When asked about receiving her first wheelchair, Dodd spoke highly of the comradery and culture of the wheelchair sports community.
“In my first two and a half years I played in other people’s old chairs. I had a loaned sports wheelchair which I paid $500 to have on loan,” explained Dodd. “It was an All Court made by Quickie, it was adjustable and was a good chair at the time.”
The community spirit and generosity of these high-level wheelchair athletes is admirable and has helped rising stars gain access to equipment they would otherwise be unable to afford.
“I think the wheelchair basketball community as a whole is really good. If someone new comes in we usually try give them an old chair that would suit them.”

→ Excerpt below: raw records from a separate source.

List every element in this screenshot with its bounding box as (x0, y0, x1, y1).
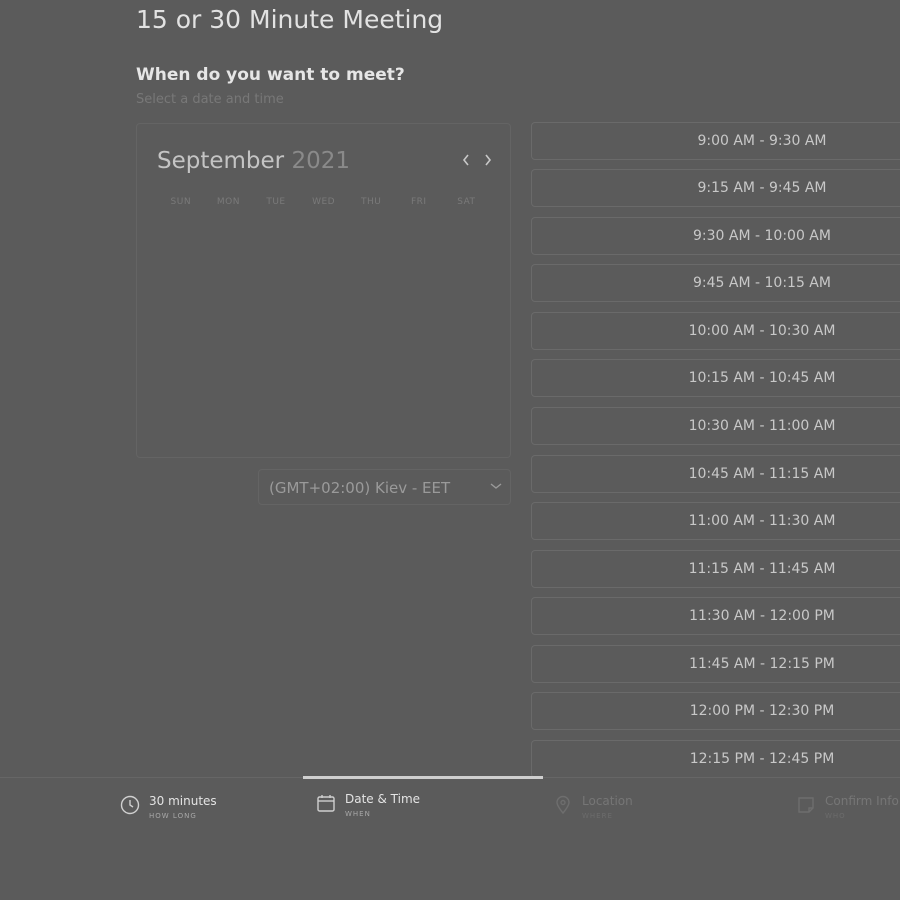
previous-month-button[interactable] (457, 148, 475, 172)
calendar-month: September (157, 148, 285, 174)
map-pin-icon (556, 795, 570, 815)
time-slot-label: 10:30 AM - 11:00 AM (688, 418, 836, 434)
time-slot[interactable]: 12:15 PM - 12:45 PM (531, 740, 900, 778)
weekday-label: FRI (410, 197, 427, 207)
step-title: Date & Time (345, 792, 421, 806)
step-title: 30 minutes (149, 794, 217, 808)
time-slot-label: 9:45 AM - 10:15 AM (693, 275, 831, 291)
calendar-month-year: September 2021 (157, 148, 350, 174)
time-slot-label: 12:15 PM - 12:45 PM (689, 751, 835, 767)
timezone-value: (GMT+02:00) Kiev - EET (269, 479, 451, 497)
time-slot[interactable]: 9:45 AM - 10:15 AM (531, 264, 900, 302)
step-subtitle: HOW LONG (149, 812, 197, 820)
time-slot[interactable]: 12:00 PM - 12:30 PM (531, 692, 900, 730)
time-slot[interactable]: 10:00 AM - 10:30 AM (531, 312, 900, 350)
time-slot[interactable]: 11:45 AM - 12:15 PM (531, 645, 900, 683)
time-slot-label: 9:00 AM - 9:30 AM (697, 133, 827, 149)
timezone-select[interactable]: (GMT+02:00) Kiev - EET (258, 469, 511, 505)
weekday-label: TUE (266, 197, 286, 207)
step-progress-indicator (303, 776, 543, 779)
time-slot-label: 9:30 AM - 10:00 AM (693, 228, 831, 244)
calendar-icon (317, 795, 335, 812)
chevron-right-icon (485, 154, 492, 166)
weekday-label: SAT (457, 197, 476, 207)
chevron-left-icon (462, 154, 469, 166)
time-slot-label: 11:15 AM - 11:45 AM (688, 561, 836, 577)
note-icon (798, 797, 814, 813)
time-slot-label: 12:00 PM - 12:30 PM (689, 703, 835, 719)
time-slot-label: 10:45 AM - 11:15 AM (688, 466, 836, 482)
section-subheading: Select a date and time (136, 92, 284, 107)
time-slot[interactable]: 9:30 AM - 10:00 AM (531, 217, 900, 255)
section-heading: When do you want to meet? (136, 65, 405, 85)
calendar: September 2021 SUN MON TUE WED THU FRI S… (136, 123, 511, 458)
time-slot[interactable]: 10:15 AM - 10:45 AM (531, 359, 900, 397)
step-subtitle: WHERE (582, 812, 613, 820)
step-title: Location (582, 794, 633, 808)
time-slot-label: 11:30 AM - 12:00 PM (689, 608, 835, 624)
weekday-label: SUN (170, 197, 192, 207)
time-slot[interactable]: 11:00 AM - 11:30 AM (531, 502, 900, 540)
time-slot-label: 9:15 AM - 9:45 AM (697, 180, 827, 196)
time-slot[interactable]: 10:45 AM - 11:15 AM (531, 455, 900, 493)
booking-page: 15 or 30 Minute Meeting When do you want… (0, 0, 900, 900)
time-slot[interactable]: 10:30 AM - 11:00 AM (531, 407, 900, 445)
chevron-down-icon (490, 483, 502, 489)
time-slot-label: 10:00 AM - 10:30 AM (688, 323, 836, 339)
next-month-button[interactable] (479, 148, 497, 172)
meeting-title: 15 or 30 Minute Meeting (136, 5, 444, 34)
calendar-year: 2021 (291, 148, 350, 174)
weekday-header: SUN MON TUE WED THU FRI SAT (157, 197, 497, 207)
weekday-label: WED (312, 197, 336, 207)
time-slot[interactable]: 9:15 AM - 9:45 AM (531, 169, 900, 207)
time-slot[interactable]: 11:30 AM - 12:00 PM (531, 597, 900, 635)
step-footer: 30 minutes HOW LONG Date & Time WHEN Loc… (0, 777, 900, 900)
clock-icon (120, 795, 140, 815)
time-slot[interactable]: 11:15 AM - 11:45 AM (531, 550, 900, 588)
step-title: Confirm Info (825, 794, 899, 808)
time-slot[interactable]: 9:00 AM - 9:30 AM (531, 122, 900, 160)
step-subtitle: WHEN (345, 810, 371, 818)
time-slot-label: 11:45 AM - 12:15 PM (689, 656, 835, 672)
step-subtitle: WHO (825, 812, 846, 820)
time-slot-label: 10:15 AM - 10:45 AM (688, 370, 836, 386)
time-slot-label: 11:00 AM - 11:30 AM (688, 513, 836, 529)
weekday-label: THU (360, 197, 382, 207)
weekday-label: MON (216, 197, 240, 207)
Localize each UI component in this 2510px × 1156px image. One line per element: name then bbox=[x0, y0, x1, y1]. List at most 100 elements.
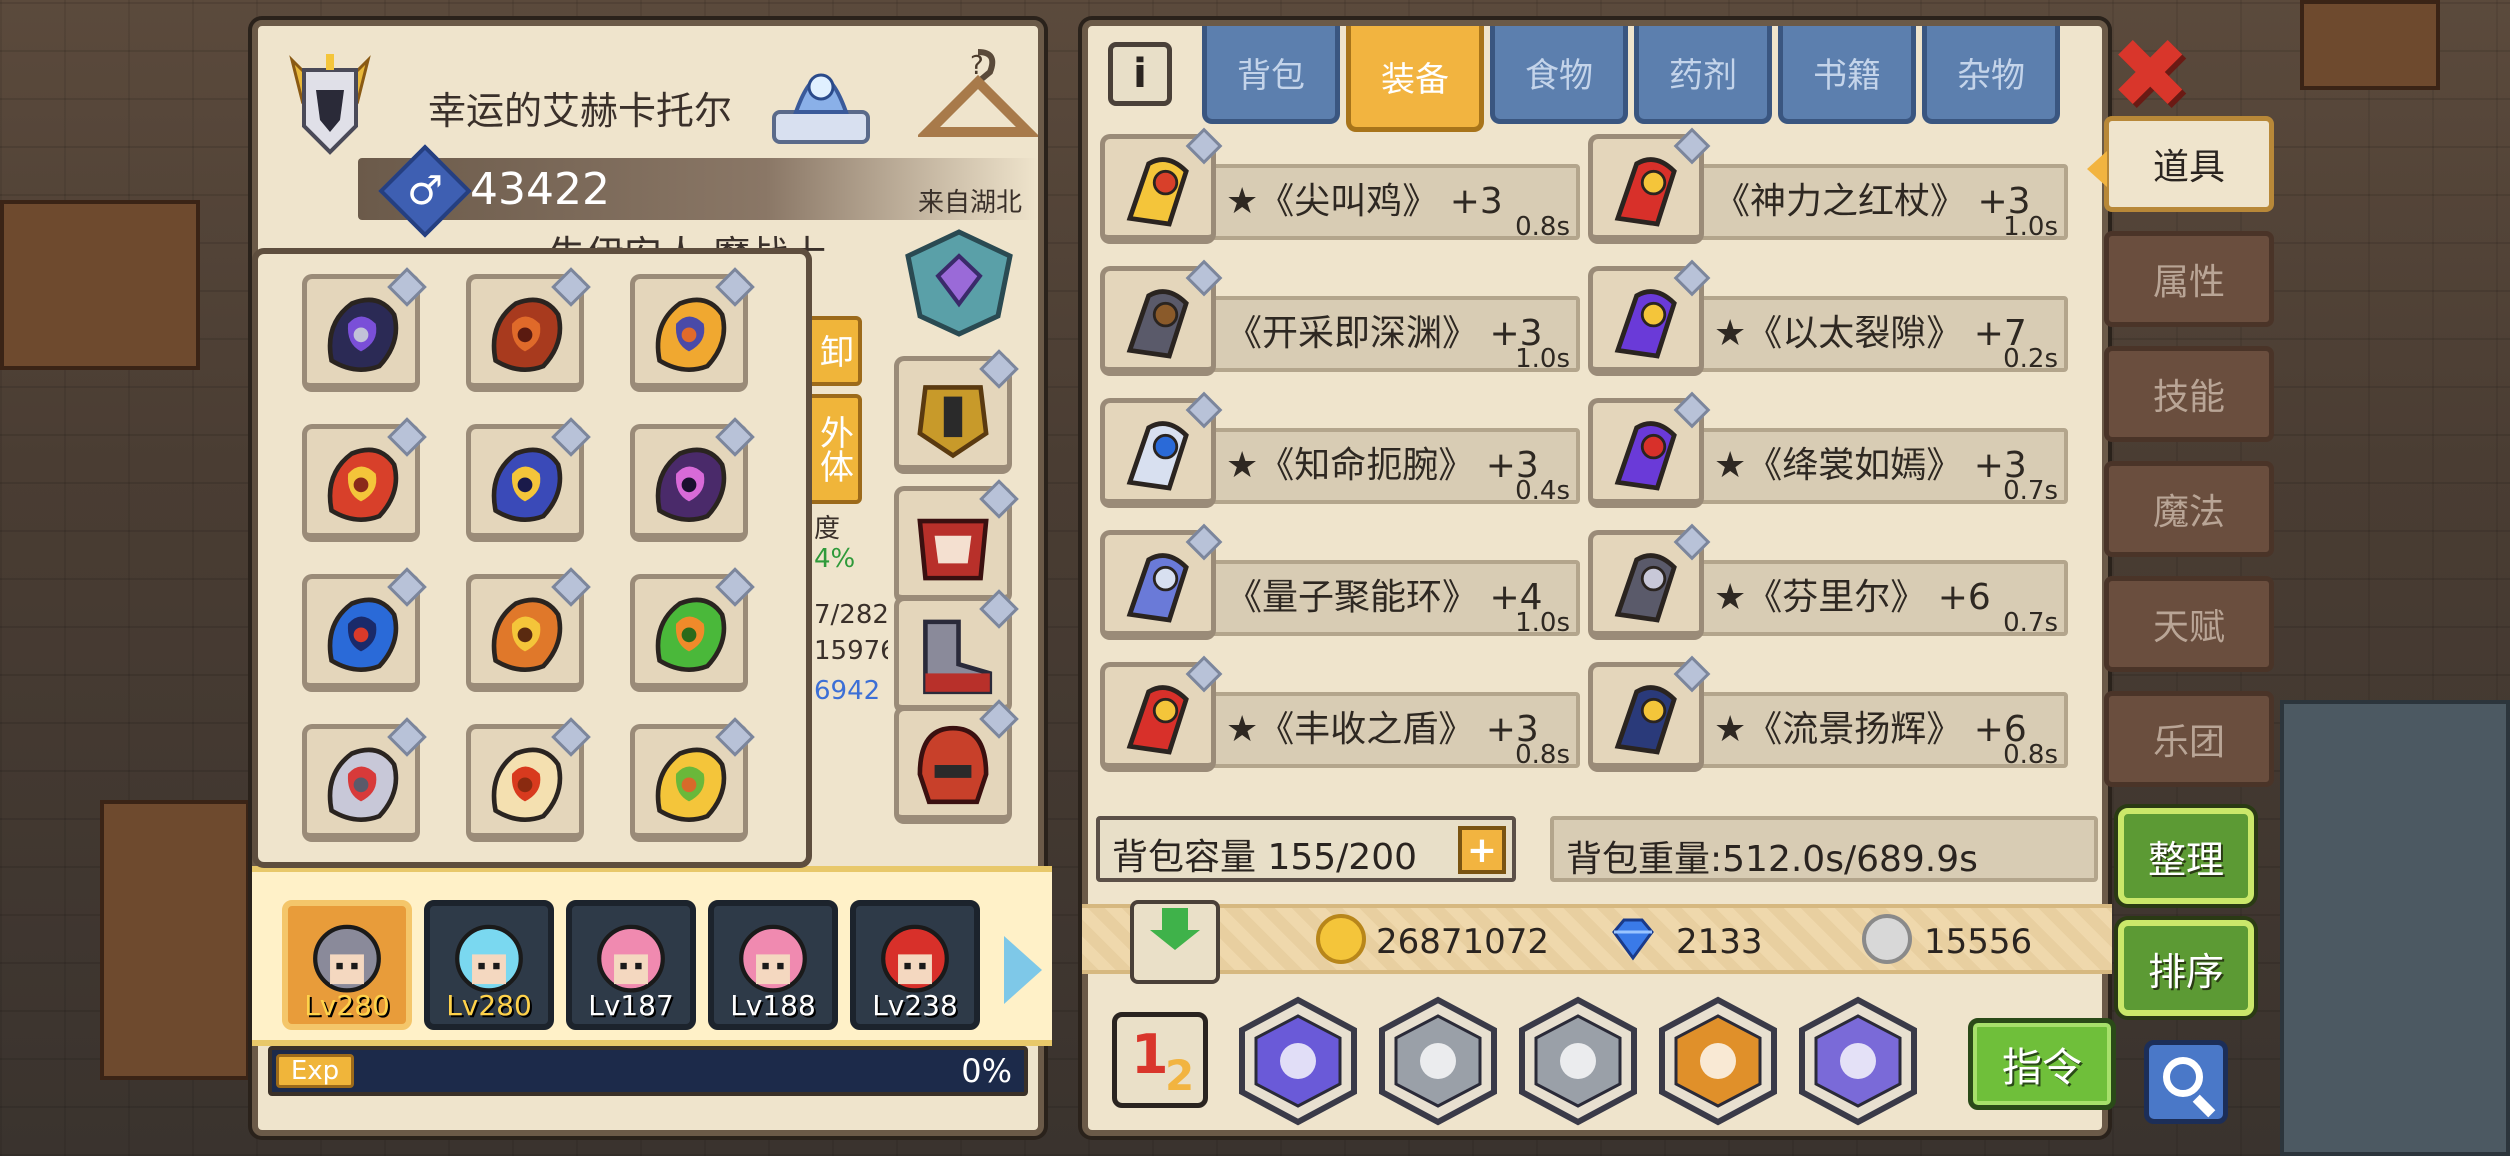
item-icon-box bbox=[1588, 655, 1711, 772]
inventory-item[interactable]: 《神力之红杖》 +3 1.0s bbox=[1588, 126, 2068, 250]
tab-2[interactable]: 食物 bbox=[1490, 26, 1628, 124]
inventory-item[interactable]: ★《芬里尔》 +6 0.7s bbox=[1588, 522, 2068, 646]
quantum-ring-icon bbox=[1126, 553, 1189, 623]
equipment-slot[interactable] bbox=[466, 717, 591, 842]
equipment-slot[interactable] bbox=[630, 717, 755, 842]
search-icon[interactable] bbox=[2144, 1040, 2228, 1124]
side-tab-4[interactable]: 天赋 bbox=[2104, 576, 2274, 672]
winged-demon-icon bbox=[655, 447, 727, 522]
item-cooldown: 0.8s bbox=[1515, 740, 1570, 770]
tab-1[interactable]: 装备 bbox=[1346, 26, 1484, 132]
item-cooldown: 0.2s bbox=[2003, 344, 2058, 374]
inventory-item[interactable]: 《开采即深渊》 +3 1.0s bbox=[1100, 258, 1580, 382]
tab-0[interactable]: 背包 bbox=[1202, 26, 1340, 124]
gear-filter-icon[interactable] bbox=[1796, 996, 1920, 1126]
rank-badge-icon[interactable] bbox=[282, 40, 378, 160]
equipment-slot[interactable] bbox=[302, 717, 427, 842]
armor-slot[interactable] bbox=[894, 589, 1019, 714]
side-tab-0[interactable]: 道具 bbox=[2087, 116, 2274, 212]
side-tab-5[interactable]: 乐团 bbox=[2104, 691, 2274, 787]
side-tab-1[interactable]: 属性 bbox=[2104, 231, 2274, 327]
ornate-ring-icon bbox=[655, 297, 727, 372]
star-filter-icon[interactable] bbox=[1516, 996, 1640, 1126]
organize-button[interactable]: 整理 bbox=[2118, 808, 2254, 904]
info-button[interactable]: i bbox=[1108, 42, 1172, 106]
close-icon[interactable]: ✖ bbox=[2110, 26, 2190, 122]
exp-bar: Exp 0% bbox=[268, 1046, 1028, 1096]
shuriken-filter-icon[interactable] bbox=[1656, 996, 1780, 1126]
team-member-level: Lv280 bbox=[304, 989, 390, 1022]
item-cooldown: 1.0s bbox=[2003, 212, 2058, 242]
equipment-slot[interactable] bbox=[466, 567, 591, 692]
tab-3[interactable]: 药剂 bbox=[1634, 26, 1772, 124]
team-member-level: Lv187 bbox=[588, 989, 674, 1022]
tab-4[interactable]: 书籍 bbox=[1778, 26, 1916, 124]
team-member[interactable]: Lv187 bbox=[566, 900, 696, 1030]
armor-slot[interactable] bbox=[894, 699, 1019, 824]
stat-label: 度 bbox=[814, 514, 841, 544]
team-member[interactable]: Lv238 bbox=[850, 900, 980, 1030]
equipment-slot[interactable] bbox=[302, 567, 427, 692]
equipment-slot[interactable] bbox=[466, 267, 591, 392]
inventory-item[interactable]: ★《知命扼腕》 +3 0.4s bbox=[1100, 390, 1580, 514]
bag-capacity-text: 背包容量 155/200 bbox=[1112, 837, 1417, 878]
store-download-icon[interactable] bbox=[1130, 900, 1220, 984]
team-member[interactable]: Lv188 bbox=[708, 900, 838, 1030]
diamond-icon bbox=[1612, 918, 1654, 961]
inventory-item[interactable]: ★《丰收之盾》 +3 0.8s bbox=[1100, 654, 1580, 778]
order-one: 1 bbox=[1131, 1023, 1169, 1086]
ether-rift-icon bbox=[1614, 289, 1677, 359]
tab-5[interactable]: 杂物 bbox=[1922, 26, 2060, 124]
team-member-level: Lv188 bbox=[730, 989, 816, 1022]
item-icon-box bbox=[1100, 259, 1223, 376]
teleport-shrine-icon[interactable] bbox=[766, 42, 876, 152]
fenrir-head-icon bbox=[1614, 553, 1677, 623]
equipment-slot[interactable] bbox=[630, 267, 755, 392]
team-member-level: Lv238 bbox=[872, 989, 958, 1022]
team-member-level: Lv280 bbox=[446, 989, 532, 1022]
equipment-slot[interactable] bbox=[630, 417, 755, 542]
background-wall bbox=[2280, 700, 2510, 1156]
team-member[interactable]: Lv280 bbox=[282, 900, 412, 1030]
equipment-slot[interactable] bbox=[466, 417, 591, 542]
inventory-panel: i 背包 装备 食物 药剂 书籍 杂物 ★《尖叫鸡》 +3 0.8s 《神力之红杖》 +3 1.… bbox=[1082, 20, 2116, 1136]
flower-wreath-icon bbox=[655, 747, 727, 822]
equipment-slot[interactable] bbox=[630, 567, 755, 692]
appearance-button[interactable]: 外体 bbox=[806, 394, 862, 504]
background-table bbox=[0, 200, 200, 370]
inventory-item[interactable]: ★《流景扬辉》 +6 0.8s bbox=[1588, 654, 2068, 778]
gold-amount: 26871072 bbox=[1376, 922, 1550, 962]
armor-slot[interactable] bbox=[894, 479, 1019, 604]
equipment-slot[interactable] bbox=[302, 267, 427, 392]
expand-bag-button[interactable]: + bbox=[1458, 826, 1506, 874]
team-member[interactable]: Lv280 bbox=[424, 900, 554, 1030]
filter-row: 1 2 指令 bbox=[1112, 990, 2116, 1130]
stat-hp: 7/2829 bbox=[814, 600, 888, 630]
inventory-item[interactable]: ★《绛裳如嫣》 +3 0.7s bbox=[1588, 390, 2068, 514]
side-tab-2[interactable]: 技能 bbox=[2104, 346, 2274, 442]
battle-axe-icon bbox=[327, 747, 399, 822]
order-two: 2 bbox=[1165, 1051, 1195, 1100]
inventory-item[interactable]: ★《尖叫鸡》 +3 0.8s bbox=[1100, 126, 1580, 250]
wardrobe-hanger-icon[interactable]: ? bbox=[918, 42, 1038, 152]
crystal-shield-icon[interactable] bbox=[894, 226, 1024, 338]
inventory-item[interactable]: ★《以太裂隙》 +7 0.2s bbox=[1588, 258, 2068, 382]
background-crate bbox=[2300, 0, 2440, 90]
inventory-item[interactable]: 《量子聚能环》 +4 1.0s bbox=[1100, 522, 1580, 646]
flask-filter-icon[interactable] bbox=[1236, 996, 1360, 1126]
team-next-arrow-icon[interactable] bbox=[1004, 936, 1042, 1004]
team-bar: Lv280 Lv280 Lv187 Lv188 Lv238 bbox=[252, 866, 1052, 1046]
quantity-toggle-button[interactable]: 1 2 bbox=[1112, 1012, 1208, 1108]
equipment-slot[interactable] bbox=[302, 417, 427, 542]
crimson-ring-icon bbox=[1614, 421, 1677, 491]
side-tab-3[interactable]: 魔法 bbox=[2104, 461, 2274, 557]
item-cooldown: 0.8s bbox=[2003, 740, 2058, 770]
pumpkin-vine-icon bbox=[655, 597, 727, 672]
sword-filter-icon[interactable] bbox=[1376, 996, 1500, 1126]
blue-cloak-icon bbox=[491, 447, 563, 522]
item-cooldown: 1.0s bbox=[1515, 608, 1570, 638]
sort-button[interactable]: 排序 bbox=[2118, 920, 2254, 1016]
unequip-button[interactable]: 卸 bbox=[806, 316, 862, 386]
command-button[interactable]: 指令 bbox=[1968, 1018, 2116, 1110]
armor-slot[interactable] bbox=[894, 349, 1019, 474]
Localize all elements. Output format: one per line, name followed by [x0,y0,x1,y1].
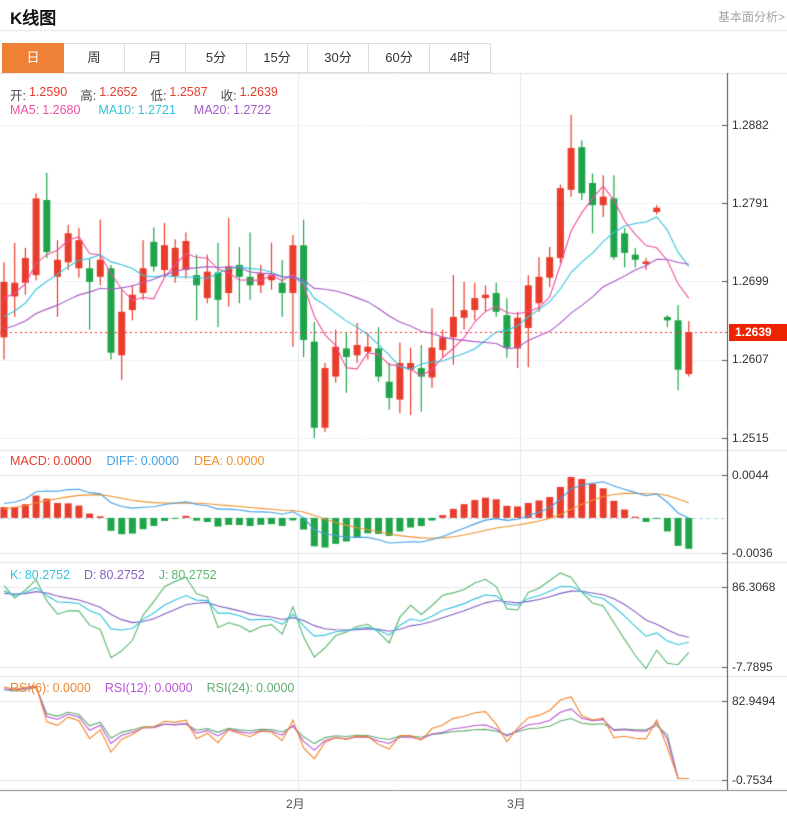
y-tick-main-1: 1.2882 [732,118,769,132]
fundamental-analysis-link[interactable]: 基本面分析> [718,8,785,25]
macd-info-row: MACD:0.0000 DIFF:0.0000 DEA:0.0000 [10,454,264,468]
rsi6-value: RSI(6):0.0000 [10,681,91,695]
y-tick-main-2: 1.2791 [732,196,769,210]
y-tick-kdj-bottom: -7.7895 [732,660,773,674]
close-value: 收:1.2639 [221,85,278,104]
k-value: K:80.2752 [10,568,70,582]
macd-value: MACD:0.0000 [10,454,92,468]
tab-4hour[interactable]: 4时 [429,43,491,73]
y-tick-rsi-top: 82.9494 [732,694,775,708]
tab-15min[interactable]: 15分 [246,43,308,73]
page-title: K线图 [10,4,56,29]
y-tick-rsi-bottom: -0.7534 [732,773,773,787]
period-tabbar: 日 周 月 5分 15分 30分 60分 4时 [2,43,491,73]
kline-page: K线图 基本面分析> 日 周 月 5分 15分 30分 60分 4时 开:1.2… [0,0,787,816]
y-tick-main-3: 1.2699 [732,274,769,288]
open-value: 开:1.2590 [10,85,67,104]
high-value: 高:1.2652 [80,85,137,104]
tab-30min[interactable]: 30分 [307,43,369,73]
tab-month[interactable]: 月 [124,43,186,73]
low-value: 低:1.2587 [150,85,207,104]
y-tick-macd-top: 0.0044 [732,468,769,482]
diff-value: DIFF:0.0000 [107,454,179,468]
rsi24-value: RSI(24):0.0000 [207,681,295,695]
tab-day[interactable]: 日 [2,43,64,73]
rsi12-value: RSI(12):0.0000 [105,681,193,695]
d-value: D:80.2752 [84,568,145,582]
y-tick-macd-bottom: -0.0036 [732,546,773,560]
tab-60min[interactable]: 60分 [368,43,430,73]
x-tick-march: 3月 [507,795,526,812]
ma5-value: MA5:1.2680 [10,103,80,117]
kdj-info-row: K:80.2752 D:80.2752 J:80.2752 [10,568,217,582]
tab-5min[interactable]: 5分 [185,43,247,73]
ma-info-row: MA5:1.2680 MA10:1.2721 MA20:1.2722 [10,103,271,117]
ma10-value: MA10:1.2721 [98,103,175,117]
j-value: J:80.2752 [159,568,217,582]
tab-week[interactable]: 周 [63,43,125,73]
dea-value: DEA:0.0000 [194,454,264,468]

Now an ambassador for Sunrise Medical, Hannah uses an RGK Elite X Basketball Wheelchair with carbon fibre that provides her with extra speed and agility on the court.
The future looks bright for the ever-growing Australian wheelchair sports scene with people like Hannah involved.
Becoming a Dual-Sport Paralympic Athlete
Dodd’s wheelchair basketball career began during the 2012 Paralympics when her family and coaching staff were watching the opening ceremony at a casino across the road from London’s Olympic Stadium.
Gerry Hewson, former Australian women’s wheelchair basketball coach, happened to be at the same venue and begun chatting to Hannah’s family. The chance meeting, with Hewson, gave Hannah the opportunity to try wheelchair basketball and she hasn’t looked back.
After the completion of the London 2012 games, Dodd was at a crossroads in her career and was facing the growing financial burden of competing in equestrian.
“When I came back from London, I couldn’t afford the horse I rode in London. I came back and it was the first time I didn’t have a horse in my entire life.”
Inspired by Hewson’s encouragement and seeking shelter from the stresses of elite sport training, Hannah gave basketball a go.
“I got into basketball to keep me busy, decompress from London and have a bit of fun with sport. I found that I really enjoyed it – I’m still very competitive regardless of the sport.”
Hannah’s competitive nature propelled her into the WNWBL in 2013, where she is currently playing for the Sydney University Flames. Her focus is now solely on wheelchair basketball and playing for the Gliders.
Postponement of the Paralympics
Travel restrictions, isolation and the postponement of the 2021 Paralympics have created obstacles both mentally and physically for Hannah’s training and preparation.
“We were looking at it (the postponement) in February and March knowing it was on the cards, that it was going to get cancelled. Obviously, it’s very frustrating, you’ve been gearing up and you’re in that final 8 months of training and all of a sudden, you’re back to general preparation”
Recently returning to full training, and with a new target for 2021, Hannah has been fortunate to train with the Brisbane men’s wheelchair team to keep her skills sharp while border restrictions are in place.
“The Qld guys are pretty good to me, being an outsider. I’m still allowed to come and train which is good. It is so important to go train with the men as I get some gameplay.”
Dodd remains positive about the prospect of the 2021 games going ahead and can’t wait to return to training with her Gliders teammates soon.